# 5th Place Chicken at the 20th Annual BBQ on the Bow in Calgary AB Canada



## headdungsmoker (Sep 4, 2012)

The 20th Annual BBQ on the Bow in Calgary, AB Canada was this past weekend Sept. 1-2.  http://www.bbqonthebow.com/   It was my first every BBQ competition. I had intended to attend another local one this summer but it got cancelled for this year at the last moment.  This year the BBQ on the Bow competition was KCBS sanctioned and the head judges came up from San Diego.

For my first competition I just focused on the four meats and didn't participate in a sauce or chef's challenge competition that was held on Saturday.  There were 35 teams at the event, and I believe 12 or so were first timers.  

We had great weather save for a brief hail storm on Saturday, and we had a lot of fun.  My team, Smoldering Dung BBQ, basically consisting of my wife and I and our chief taster, our 14 month old daughter, somehow managed to take 5th in Chicken and placed 24th overall.  I was pleasantly surprised with the chicken call as I rarely even do chicken on my smoker and wasn't even planning to enter that category, but did after prompting by the organizer.  I wasn't all that pleased with my output for the other categories as I feel like I've done better, but I came into the event with no expectations about getting a call at all so I'm pretty happy with where things ended up.  

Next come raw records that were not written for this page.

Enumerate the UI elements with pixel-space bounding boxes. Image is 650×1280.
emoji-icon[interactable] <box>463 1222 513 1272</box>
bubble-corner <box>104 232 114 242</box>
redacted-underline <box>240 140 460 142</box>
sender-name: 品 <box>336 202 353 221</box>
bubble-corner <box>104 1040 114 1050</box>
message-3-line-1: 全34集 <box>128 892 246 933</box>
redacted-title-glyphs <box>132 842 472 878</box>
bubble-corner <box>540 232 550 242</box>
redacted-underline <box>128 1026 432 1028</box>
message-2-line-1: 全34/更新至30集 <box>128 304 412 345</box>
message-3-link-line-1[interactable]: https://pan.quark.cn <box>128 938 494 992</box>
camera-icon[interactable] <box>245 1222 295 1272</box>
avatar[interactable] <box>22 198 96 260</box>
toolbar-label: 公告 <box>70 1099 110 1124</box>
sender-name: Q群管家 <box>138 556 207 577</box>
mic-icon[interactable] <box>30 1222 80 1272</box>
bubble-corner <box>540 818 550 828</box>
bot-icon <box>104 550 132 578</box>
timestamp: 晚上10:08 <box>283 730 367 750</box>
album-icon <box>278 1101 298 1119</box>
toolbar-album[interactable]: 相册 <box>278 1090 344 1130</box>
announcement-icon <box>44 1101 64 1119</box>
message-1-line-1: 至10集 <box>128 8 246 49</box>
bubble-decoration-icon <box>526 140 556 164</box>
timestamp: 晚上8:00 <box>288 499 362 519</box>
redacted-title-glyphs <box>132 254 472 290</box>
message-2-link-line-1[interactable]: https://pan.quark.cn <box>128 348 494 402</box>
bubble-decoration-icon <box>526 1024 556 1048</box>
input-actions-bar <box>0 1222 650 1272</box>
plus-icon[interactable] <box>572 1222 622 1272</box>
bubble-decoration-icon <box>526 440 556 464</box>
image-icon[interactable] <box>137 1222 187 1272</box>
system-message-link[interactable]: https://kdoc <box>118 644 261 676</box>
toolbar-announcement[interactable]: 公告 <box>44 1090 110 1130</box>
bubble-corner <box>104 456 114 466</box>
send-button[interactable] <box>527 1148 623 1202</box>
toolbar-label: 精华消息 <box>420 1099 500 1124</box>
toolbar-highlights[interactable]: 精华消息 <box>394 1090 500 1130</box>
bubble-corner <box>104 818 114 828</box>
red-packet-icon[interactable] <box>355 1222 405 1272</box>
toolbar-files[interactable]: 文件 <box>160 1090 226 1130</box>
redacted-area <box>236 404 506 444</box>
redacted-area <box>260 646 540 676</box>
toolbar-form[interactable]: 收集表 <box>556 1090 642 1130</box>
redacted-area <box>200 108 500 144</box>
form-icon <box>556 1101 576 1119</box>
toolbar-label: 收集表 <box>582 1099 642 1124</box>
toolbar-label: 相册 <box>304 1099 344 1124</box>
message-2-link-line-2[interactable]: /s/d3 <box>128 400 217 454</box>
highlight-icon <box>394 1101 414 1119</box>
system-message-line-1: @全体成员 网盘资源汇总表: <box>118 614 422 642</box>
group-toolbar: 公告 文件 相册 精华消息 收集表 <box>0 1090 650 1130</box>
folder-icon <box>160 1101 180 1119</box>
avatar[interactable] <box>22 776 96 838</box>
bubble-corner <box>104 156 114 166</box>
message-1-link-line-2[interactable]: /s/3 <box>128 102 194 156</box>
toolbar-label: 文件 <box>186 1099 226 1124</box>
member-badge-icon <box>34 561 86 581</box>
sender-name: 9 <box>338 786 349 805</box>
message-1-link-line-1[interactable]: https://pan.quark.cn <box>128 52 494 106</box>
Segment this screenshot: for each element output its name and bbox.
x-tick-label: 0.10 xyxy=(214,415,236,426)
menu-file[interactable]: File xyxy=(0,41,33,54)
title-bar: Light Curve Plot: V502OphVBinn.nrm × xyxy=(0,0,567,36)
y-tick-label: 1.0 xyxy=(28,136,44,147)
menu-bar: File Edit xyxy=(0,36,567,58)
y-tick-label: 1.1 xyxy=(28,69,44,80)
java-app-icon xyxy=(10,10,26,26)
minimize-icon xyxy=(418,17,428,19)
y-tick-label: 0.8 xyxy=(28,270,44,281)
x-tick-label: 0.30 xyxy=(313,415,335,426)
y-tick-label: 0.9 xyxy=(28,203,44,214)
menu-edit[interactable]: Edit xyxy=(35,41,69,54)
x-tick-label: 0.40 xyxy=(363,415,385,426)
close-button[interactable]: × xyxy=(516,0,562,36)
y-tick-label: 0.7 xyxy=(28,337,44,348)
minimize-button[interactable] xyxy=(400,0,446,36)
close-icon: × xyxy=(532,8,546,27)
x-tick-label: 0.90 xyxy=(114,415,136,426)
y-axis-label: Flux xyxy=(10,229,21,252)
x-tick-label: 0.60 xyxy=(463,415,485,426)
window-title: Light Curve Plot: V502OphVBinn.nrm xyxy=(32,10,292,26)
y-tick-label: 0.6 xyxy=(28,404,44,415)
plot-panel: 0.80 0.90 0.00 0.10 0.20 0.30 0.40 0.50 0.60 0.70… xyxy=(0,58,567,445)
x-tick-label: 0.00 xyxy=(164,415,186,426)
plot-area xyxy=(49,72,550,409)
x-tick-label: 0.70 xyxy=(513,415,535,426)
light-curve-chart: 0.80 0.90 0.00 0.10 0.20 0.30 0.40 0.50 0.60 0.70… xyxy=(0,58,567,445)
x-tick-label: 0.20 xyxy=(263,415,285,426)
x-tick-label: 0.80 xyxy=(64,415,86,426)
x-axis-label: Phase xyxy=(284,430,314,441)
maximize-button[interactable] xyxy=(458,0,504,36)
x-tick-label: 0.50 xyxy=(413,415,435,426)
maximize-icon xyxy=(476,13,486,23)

The overall champion for the 2nd year in a row was Jon Lord and his team, Lords of the Grill.  It is my understanding that just a few days prior to the event he also received an invite to the Jack Daniels invitational next year, so good on him.  I believe he's been smoking for the better part of 20 years. 

Kevin


----------



## sound1 (Sep 4, 2012)

Congrats


----------



## scarbelly (Sep 4, 2012)

Congrats on the walk. Now you have to start thinking chicken more


----------